The Professional Services Council wrote in a report that agencies should set up “tiger teams,” comprised of program managers, contracting officers, auditors, and people with backgrounds in finance, law and human resources to draw up the requirements at the earliest stages of the contracting process. The council also recommended adding industry experts to the team.

“This high-level, strategic planning will help ensure that acquisition and program performance processes are built on a common framework and should close the coordination and communications gaps that were at the heart of the government’s response to other emergency situations,” such as Hurricane Katrina’s devastation to the Gulf Coast, the paper states.

The teams could be similar to the contingency contracting corps, which is a group of acquisition employees available to come together when national emergencies occur to help the government buy what's needed.

The law has handed agencies billions of extra dollars on top of their missions, which are continually expanding, said Stan Soloway, the council’s president and chief executive officer.

“You can’t look at the stimulus in a vacuum,” he said, adding that agencies have to balance tiger teams with the ongoing missions, and not simply pull away the best people to focus solely on the stimulus spending.
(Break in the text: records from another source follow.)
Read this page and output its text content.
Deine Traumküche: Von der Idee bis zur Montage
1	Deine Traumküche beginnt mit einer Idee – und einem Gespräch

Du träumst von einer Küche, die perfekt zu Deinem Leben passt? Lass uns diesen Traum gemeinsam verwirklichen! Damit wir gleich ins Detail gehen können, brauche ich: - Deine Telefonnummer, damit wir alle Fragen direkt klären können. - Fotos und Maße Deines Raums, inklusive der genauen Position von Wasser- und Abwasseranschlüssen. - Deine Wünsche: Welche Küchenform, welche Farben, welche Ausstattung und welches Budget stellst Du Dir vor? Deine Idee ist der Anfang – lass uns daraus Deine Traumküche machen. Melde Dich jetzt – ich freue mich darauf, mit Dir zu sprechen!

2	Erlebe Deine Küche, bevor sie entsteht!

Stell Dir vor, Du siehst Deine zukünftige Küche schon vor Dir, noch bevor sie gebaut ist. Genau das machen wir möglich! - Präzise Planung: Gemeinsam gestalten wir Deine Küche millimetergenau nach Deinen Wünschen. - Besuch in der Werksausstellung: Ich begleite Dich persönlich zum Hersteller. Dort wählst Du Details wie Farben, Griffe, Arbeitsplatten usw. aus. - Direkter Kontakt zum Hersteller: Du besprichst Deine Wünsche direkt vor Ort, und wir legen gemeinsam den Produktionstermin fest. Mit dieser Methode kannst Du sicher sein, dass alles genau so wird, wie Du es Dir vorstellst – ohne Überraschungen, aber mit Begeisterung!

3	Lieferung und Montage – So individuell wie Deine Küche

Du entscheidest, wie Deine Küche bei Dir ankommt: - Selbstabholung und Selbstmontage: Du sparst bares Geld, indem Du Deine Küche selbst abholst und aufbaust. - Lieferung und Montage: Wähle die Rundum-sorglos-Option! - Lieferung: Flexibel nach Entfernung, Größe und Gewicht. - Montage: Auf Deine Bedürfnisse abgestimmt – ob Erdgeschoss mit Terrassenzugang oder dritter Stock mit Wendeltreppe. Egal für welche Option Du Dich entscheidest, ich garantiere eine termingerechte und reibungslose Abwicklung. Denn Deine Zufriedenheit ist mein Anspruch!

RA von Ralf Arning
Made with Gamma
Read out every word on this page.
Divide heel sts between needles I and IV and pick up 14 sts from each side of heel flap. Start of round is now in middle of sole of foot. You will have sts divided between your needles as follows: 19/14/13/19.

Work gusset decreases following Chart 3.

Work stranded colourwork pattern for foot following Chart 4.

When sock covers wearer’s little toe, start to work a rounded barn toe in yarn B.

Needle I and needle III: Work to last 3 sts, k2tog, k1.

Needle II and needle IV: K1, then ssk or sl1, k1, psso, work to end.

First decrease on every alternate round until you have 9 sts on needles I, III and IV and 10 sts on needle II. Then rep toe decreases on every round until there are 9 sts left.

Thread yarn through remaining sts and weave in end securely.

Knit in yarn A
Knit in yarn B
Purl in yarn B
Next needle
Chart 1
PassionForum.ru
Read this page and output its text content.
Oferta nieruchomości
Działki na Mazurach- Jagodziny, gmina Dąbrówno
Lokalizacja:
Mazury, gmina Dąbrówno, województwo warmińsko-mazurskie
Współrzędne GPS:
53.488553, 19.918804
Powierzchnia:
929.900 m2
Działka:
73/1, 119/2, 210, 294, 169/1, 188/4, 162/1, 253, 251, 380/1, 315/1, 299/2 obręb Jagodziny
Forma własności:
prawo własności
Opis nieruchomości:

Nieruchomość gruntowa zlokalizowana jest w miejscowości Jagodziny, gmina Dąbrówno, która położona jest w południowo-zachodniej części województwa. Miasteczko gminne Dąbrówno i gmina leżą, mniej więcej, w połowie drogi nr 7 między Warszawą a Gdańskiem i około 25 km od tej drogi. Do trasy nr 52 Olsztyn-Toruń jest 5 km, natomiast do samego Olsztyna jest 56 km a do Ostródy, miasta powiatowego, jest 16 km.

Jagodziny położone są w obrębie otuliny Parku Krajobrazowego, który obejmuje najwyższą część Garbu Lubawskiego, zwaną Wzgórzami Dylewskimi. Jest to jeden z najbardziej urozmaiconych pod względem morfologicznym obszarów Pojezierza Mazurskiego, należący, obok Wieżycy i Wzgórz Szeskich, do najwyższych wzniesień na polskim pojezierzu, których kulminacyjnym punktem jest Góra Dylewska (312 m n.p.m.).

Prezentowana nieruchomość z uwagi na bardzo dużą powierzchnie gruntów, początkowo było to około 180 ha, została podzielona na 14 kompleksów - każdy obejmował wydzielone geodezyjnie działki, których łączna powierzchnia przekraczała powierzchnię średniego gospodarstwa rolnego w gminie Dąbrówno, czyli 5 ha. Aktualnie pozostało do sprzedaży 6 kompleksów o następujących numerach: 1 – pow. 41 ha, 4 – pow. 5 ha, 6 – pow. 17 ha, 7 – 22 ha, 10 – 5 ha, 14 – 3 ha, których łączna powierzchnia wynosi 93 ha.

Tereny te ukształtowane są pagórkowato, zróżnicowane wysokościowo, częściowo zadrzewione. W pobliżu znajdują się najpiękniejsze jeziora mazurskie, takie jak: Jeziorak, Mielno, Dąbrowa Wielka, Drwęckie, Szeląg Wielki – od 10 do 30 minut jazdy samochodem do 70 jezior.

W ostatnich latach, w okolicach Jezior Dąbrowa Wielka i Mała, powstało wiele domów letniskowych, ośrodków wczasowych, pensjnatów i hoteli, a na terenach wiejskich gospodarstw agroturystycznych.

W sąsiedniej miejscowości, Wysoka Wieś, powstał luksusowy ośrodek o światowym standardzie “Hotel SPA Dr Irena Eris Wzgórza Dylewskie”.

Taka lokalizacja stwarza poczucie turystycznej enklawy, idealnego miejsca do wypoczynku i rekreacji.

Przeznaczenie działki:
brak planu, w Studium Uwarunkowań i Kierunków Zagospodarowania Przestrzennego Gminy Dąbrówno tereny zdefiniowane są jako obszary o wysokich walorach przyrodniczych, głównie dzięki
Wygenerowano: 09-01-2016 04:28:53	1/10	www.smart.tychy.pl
Administration officials recognize the overall workforce likely isn’t large enough to handle the workload that the American Recovery and Reinvestment Act will hand agencies, which includes many contracting and transparency requirements. The Office of Management and Budget is ready to launch large-scale job-recruiting drives for acquisition employees if enough agencies need people after their own reallocations of employees.

However, agency officials and industry experts say the people aren't there now to fill the thousands of already vacant jobs in acquisition.

The government has trouble filling positions in part because the acquisition jobs are so pressured and high profile, Soloway said. The acquisition workforce, such as contracting officers, has been in the line of fire from various overseers and Congress. With the workforce’s added responsibilities, government officials must give contracting officers and employees in government contracting the permission to fail.

“Too often, the federal government is highly risk-averse. It leaves no room for honest errors,” the council wrote.